The incorporation of luminosity sensors proved effective in detecting excess ambient light inside the house. This provided users with actionable information, helping them reduce unnecessary use of artificial lighting when natural light was sufficient. Similarly, the home energy monitoring system enabled real-time tracking of energy consumption. Unlike conventional household meter boxes, which are often ignored, the integration of energy data into a smartphone interface ensured that users could conveniently monitor and respond to their consumption patterns.
Overall, the prototype successfully demonstrated the ability of IoT and sensor-based systems to minimize energy wastage caused by user negligence in home lighting, while also promoting awareness of energy use.

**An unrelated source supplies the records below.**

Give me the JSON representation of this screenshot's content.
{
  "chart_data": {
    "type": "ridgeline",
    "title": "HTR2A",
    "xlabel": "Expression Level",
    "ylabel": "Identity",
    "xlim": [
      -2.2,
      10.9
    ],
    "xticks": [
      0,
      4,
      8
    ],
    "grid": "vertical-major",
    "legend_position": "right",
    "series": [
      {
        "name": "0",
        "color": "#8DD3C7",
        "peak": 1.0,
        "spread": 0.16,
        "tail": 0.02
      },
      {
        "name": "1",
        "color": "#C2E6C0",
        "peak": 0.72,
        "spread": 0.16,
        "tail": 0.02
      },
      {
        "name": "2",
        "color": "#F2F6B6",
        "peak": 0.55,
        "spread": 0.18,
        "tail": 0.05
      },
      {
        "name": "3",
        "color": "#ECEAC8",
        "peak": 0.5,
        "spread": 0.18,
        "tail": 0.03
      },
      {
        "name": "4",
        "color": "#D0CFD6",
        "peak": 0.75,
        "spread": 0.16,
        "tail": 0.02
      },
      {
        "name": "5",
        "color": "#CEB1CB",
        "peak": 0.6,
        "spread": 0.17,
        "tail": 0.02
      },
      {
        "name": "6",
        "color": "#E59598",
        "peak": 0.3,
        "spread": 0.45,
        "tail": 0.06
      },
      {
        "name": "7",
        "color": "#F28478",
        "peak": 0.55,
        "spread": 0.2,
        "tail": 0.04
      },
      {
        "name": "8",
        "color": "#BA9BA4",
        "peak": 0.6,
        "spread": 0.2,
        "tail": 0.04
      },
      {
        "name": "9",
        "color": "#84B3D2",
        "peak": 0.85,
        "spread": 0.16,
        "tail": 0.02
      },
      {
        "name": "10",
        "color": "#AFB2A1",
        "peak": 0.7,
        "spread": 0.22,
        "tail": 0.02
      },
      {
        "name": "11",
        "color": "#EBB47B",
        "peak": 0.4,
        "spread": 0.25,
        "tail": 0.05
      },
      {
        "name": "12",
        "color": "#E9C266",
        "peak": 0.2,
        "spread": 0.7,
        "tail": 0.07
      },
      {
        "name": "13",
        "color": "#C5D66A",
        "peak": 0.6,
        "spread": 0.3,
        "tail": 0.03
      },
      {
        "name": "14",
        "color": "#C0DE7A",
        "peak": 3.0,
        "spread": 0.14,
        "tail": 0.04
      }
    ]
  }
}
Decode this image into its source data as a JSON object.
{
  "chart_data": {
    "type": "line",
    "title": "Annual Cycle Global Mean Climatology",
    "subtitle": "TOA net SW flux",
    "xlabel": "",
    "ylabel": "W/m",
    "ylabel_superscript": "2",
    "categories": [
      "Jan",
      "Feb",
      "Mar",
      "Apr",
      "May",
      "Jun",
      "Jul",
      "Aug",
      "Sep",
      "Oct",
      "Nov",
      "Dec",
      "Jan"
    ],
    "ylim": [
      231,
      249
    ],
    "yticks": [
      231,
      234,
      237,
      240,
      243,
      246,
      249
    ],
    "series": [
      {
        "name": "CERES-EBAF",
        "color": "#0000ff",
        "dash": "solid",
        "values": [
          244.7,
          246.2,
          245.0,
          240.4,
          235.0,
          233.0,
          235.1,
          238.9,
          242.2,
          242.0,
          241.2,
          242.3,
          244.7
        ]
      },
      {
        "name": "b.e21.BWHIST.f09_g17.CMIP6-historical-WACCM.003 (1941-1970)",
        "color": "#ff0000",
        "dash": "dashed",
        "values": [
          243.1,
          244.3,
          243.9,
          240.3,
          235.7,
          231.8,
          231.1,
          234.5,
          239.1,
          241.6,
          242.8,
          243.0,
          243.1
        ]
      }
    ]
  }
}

Conclusions: This project has demonstrated the feasibility and effectiveness of applying Internet of Things (IoT) technology to demand-side management in domestic lighting. By integrating sensors, control algorithms, and cloud connectivity, the system dynamically adjusted lighting conditions based on real-time demand and user behavior. The results confirmed notable improvements in energy efficiency and user awareness, showing that IoT-based home lighting systems can reduce wastage and contribute to sustainable energy use. The combination of a luminosity sensor for ambient light detection and an energy monitoring system accessible via smartphone enhances both convenience and responsibility in household energy management. The successful implementation of this prototype highlights its potential scalability and broader application in modern households. Future work should focus on refining the design, improving user interfaces, and exploring large-scale deployment. This study represents a meaningful step toward creating smarter, energy-conscious homes through the fusion of IoT and DSM strategies.